At UConn, Dr. Romero will be continuing his work on upper-ocean processes, ocean waves, and air-sea interaction. Previously, Romero was an Associate Researcher at the University of California Santa Barbara. In 2008 he received his Ph.D. in Oceanography from the Scripps Institution of Oceanography. He received a bachelor’s degree in Physics from the University of California, San Diego, in 2002.
Romero’s journey to becoming a physical oceanographer started early on in his life. He grew up in Mexico City and always loved math and physics. Before high school, he came across Hawking’s Brief History of Time and was fascinated by it, which led him to pursue an education in astrophysics. Romero moved to San Diego for university, where he became fascinated with the ocean through surfing and his work. He became an undergraduate research assistant at Scripps Institution of Oceanography. “We were trying to understand the drifts of floats in the Southern Ocean,” Romero said, “It’s important to understand those currents because they regulate our climate, and I found it super rewarding to study ocean physics and the environment.” When he took astrophysics classes, he found them too abstract, and became passionate about oceanography.
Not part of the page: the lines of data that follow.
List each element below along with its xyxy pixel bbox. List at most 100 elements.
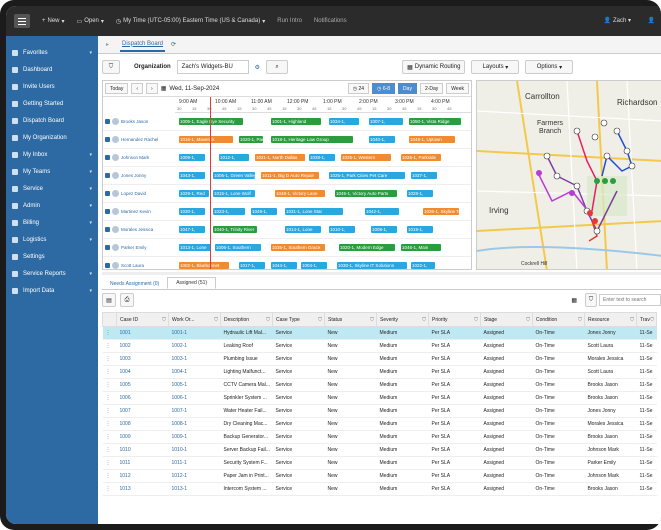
appointment-bar[interactable]: 1009-1, xyxy=(179,154,205,161)
sidebar-item-getting-started[interactable]: Getting Started xyxy=(6,95,98,112)
appointment-bar[interactable]: 1025-1, Western xyxy=(341,154,391,161)
resource-row[interactable]: Parker Emily xyxy=(103,239,175,257)
appointment-bar[interactable]: 1026-1, Parkside xyxy=(401,154,441,161)
table-row[interactable]: ⋮ 1012 1012-1 Paper Jam in Print... Service N… xyxy=(102,469,657,483)
column-filter-icon[interactable]: ⛉ xyxy=(266,316,270,323)
column-header[interactable]: Case Type ⛉ xyxy=(272,312,325,327)
column-filter-icon[interactable]: ⛉ xyxy=(578,316,582,323)
resource-row[interactable]: Morales Jessica xyxy=(103,221,175,239)
appointment-bar[interactable]: 1043-1, xyxy=(179,172,205,179)
sidebar-item-billing[interactable]: Billing ▾ xyxy=(6,214,98,231)
column-header[interactable]: Severity ⛉ xyxy=(376,312,429,327)
appointment-bar[interactable]: 1017-1, xyxy=(239,262,265,269)
sidebar-item-dashboard[interactable]: Dashboard xyxy=(6,61,98,78)
table-cell[interactable]: 1009 xyxy=(116,430,169,444)
row-menu-icon[interactable]: ⋮ xyxy=(102,391,117,405)
mode-68-button[interactable]: ◷ 6-8 xyxy=(372,83,396,94)
table-row[interactable]: ⋮ 1003 1003-1 Plumbing Issue Service New Mediu… xyxy=(102,352,657,366)
table-row[interactable]: ⋮ 1013 1013-1 Intercom System ... Service New… xyxy=(102,482,657,496)
appointment-bar[interactable]: 1002-1, Bluebonnet xyxy=(179,262,229,269)
next-button[interactable]: › xyxy=(146,83,158,94)
table-cell[interactable]: 1004 xyxy=(116,365,169,379)
row-menu-icon[interactable]: ⋮ xyxy=(102,443,117,457)
resource-row[interactable]: Jones Jonny xyxy=(103,167,175,185)
sidebar-item-service[interactable]: Service ▾ xyxy=(6,180,98,197)
dynamic-routing-button[interactable]: ▦ Dynamic Routing xyxy=(402,60,466,74)
appointment-bar[interactable]: 1021-1, North Dallas xyxy=(255,154,305,161)
table-cell[interactable]: 1008-1 xyxy=(168,417,221,431)
column-filter-icon[interactable]: ⛉ xyxy=(526,316,530,323)
table-row[interactable]: ⋮ 1007 1007-1 Water Heater Fail... Service Ne… xyxy=(102,404,657,418)
grid-filter-button[interactable]: ⛉ xyxy=(585,293,597,307)
org-input[interactable]: Zach's Widgets-BU xyxy=(176,60,249,74)
column-filter-icon[interactable]: ⛉ xyxy=(162,316,166,323)
org-picker-icon[interactable]: ⚙ xyxy=(254,64,261,71)
pane-splitter[interactable] xyxy=(102,272,661,275)
checkbox-icon[interactable] xyxy=(105,155,110,160)
column-filter-icon[interactable]: ⛉ xyxy=(318,316,322,323)
notifications-link[interactable]: Notifications xyxy=(313,18,347,24)
appointment-bar[interactable]: 1011-1, Big D Auto Repair xyxy=(261,172,319,179)
checkbox-icon[interactable] xyxy=(105,119,110,124)
table-cell[interactable]: 1011 xyxy=(116,456,169,470)
export-button[interactable]: ▤ xyxy=(102,293,116,307)
appointment-bar[interactable]: 1037-1, xyxy=(411,172,437,179)
table-row[interactable]: ⋮ 1006 1006-1 Sprinkler System ... Service Ne… xyxy=(102,391,657,405)
column-header[interactable]: Resource ⛉ xyxy=(584,312,637,327)
open-menu[interactable]: ▭ Open ▾ xyxy=(76,18,104,25)
column-header[interactable]: Case ID ⛉ xyxy=(116,312,169,327)
tab-assigned[interactable]: Assigned (51) xyxy=(167,277,217,289)
new-menu[interactable]: + New ▾ xyxy=(42,18,65,25)
appointment-bar[interactable]: 1049-1, xyxy=(251,208,277,215)
row-menu-icon[interactable]: ⋮ xyxy=(102,482,117,496)
appointment-bar[interactable]: 1006-1, Green Valley xyxy=(213,172,255,179)
search-button[interactable]: ⌕ xyxy=(266,60,289,74)
timezone-menu[interactable]: ◷ My Time (UTC-05:00) Eastern Time (US &… xyxy=(115,18,266,25)
sidebar-item-import-data[interactable]: Import Data ▾ xyxy=(6,282,98,299)
day-view-button[interactable]: Day xyxy=(398,83,417,94)
table-cell[interactable]: 1002 xyxy=(116,339,169,353)
appointment-bar[interactable]: 1016-1, Maverick xyxy=(179,136,233,143)
row-menu-icon[interactable]: ⋮ xyxy=(102,378,117,392)
today-button[interactable]: Today xyxy=(105,83,129,94)
table-row[interactable]: ⋮ 1001 1001-1 Hydraulic Lift Mal... Service N… xyxy=(102,326,657,340)
appointment-bar[interactable]: 1018-1, Heritage Law Group xyxy=(271,136,353,143)
user-menu[interactable]: 👤 Zach ▾ xyxy=(603,18,631,24)
table-cell[interactable]: 1005-1 xyxy=(168,378,221,392)
refresh-icon[interactable]: ⟳ xyxy=(171,42,177,48)
column-header[interactable]: Description ⛉ xyxy=(220,312,273,327)
hamburger-icon[interactable] xyxy=(14,14,30,28)
appointment-bar[interactable]: 1047-1, xyxy=(179,226,205,233)
row-menu-icon[interactable]: ⋮ xyxy=(102,352,117,366)
table-cell[interactable]: 1003-1 xyxy=(168,352,221,366)
column-filter-icon[interactable]: ⛉ xyxy=(650,316,654,323)
table-row[interactable]: ⋮ 1002 1002-1 Leaking Roof Service New Medium P… xyxy=(102,339,657,353)
row-menu-icon[interactable]: ⋮ xyxy=(102,365,117,379)
run-intro-link[interactable]: Run Intro xyxy=(277,18,302,24)
appointment-bar[interactable]: 1044-1, xyxy=(271,262,297,269)
column-filter-icon[interactable]: ⛉ xyxy=(214,316,218,323)
appointment-bar[interactable]: 1020-1, Park xyxy=(239,136,263,143)
table-cell[interactable]: 1004-1 xyxy=(168,365,221,379)
prev-button[interactable]: ‹ xyxy=(131,83,144,94)
appointment-bar[interactable]: 1035-1, Southern Grace xyxy=(271,244,325,251)
mode-24-button[interactable]: ◷ 24 xyxy=(347,83,370,94)
table-cell[interactable]: 1013-1 xyxy=(168,482,221,496)
sidebar-item-settings[interactable]: Settings xyxy=(6,248,98,265)
tab-needs-assignment[interactable]: Needs Assignment (0) xyxy=(110,281,160,287)
table-cell[interactable]: 1007 xyxy=(116,404,169,418)
table-cell[interactable]: 1012-1 xyxy=(168,469,221,483)
row-menu-icon[interactable]: ⋮ xyxy=(102,326,117,340)
checkbox-icon[interactable] xyxy=(105,227,110,232)
appointment-bar[interactable]: 1040-1, xyxy=(369,136,395,143)
checkbox-icon[interactable] xyxy=(105,263,110,268)
row-menu-icon[interactable]: ⋮ xyxy=(102,469,117,483)
column-header[interactable]: Work Or... ⛉ xyxy=(168,312,221,327)
sidebar-item-favorites[interactable]: Favorites ▾ xyxy=(6,44,98,61)
appointment-bar[interactable]: 1008-1, xyxy=(371,226,397,233)
checkbox-icon[interactable] xyxy=(105,245,110,250)
row-menu-icon[interactable]: ⋮ xyxy=(102,404,117,418)
checkbox-icon[interactable] xyxy=(105,137,110,142)
columns-icon[interactable]: ▦ xyxy=(571,297,577,304)
appointment-bar[interactable]: 1014-1, Lone xyxy=(285,226,321,233)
While pursuing his Ph.D. in oceanography, Romero focused on air-sea interactions. “In order to improve our understanding of how weather and climate work, we actually need to understand ocean waves and I found that fascinating, and I pretty much dedicated most of my career towards that.” Romero moved to Santa Barbara as a researcher to continue work on upper-ocean and interdisciplinary processes, such as utilizing runoff as a tracer for an ecological project. Romero decided to pursue a tenure-track position after teaching a class on waves, tides, and estuarine processes. He was drawn to UConn because of our department’s work focusing on air-sea interactions.
At UConn, Romero will work on an NSF-funded project to study interactions between waves and fronts, and their correlation with wave breaking. “If you have fronts, you happen to have more wave breaking, and so that has potential implications for how the CO2 gets into the ocean.” This project is “purely numerical with coupled ocean wave models,” which can all be done remotely. Romero also plans on starting an observational/modeling group at Avery Point in the future.
Outside of research, Romero has been enjoying the scenic CT coastline. He loves to surf and go on walks in the area. As a seafood lover, he has been enjoying the abundance of good local seafood.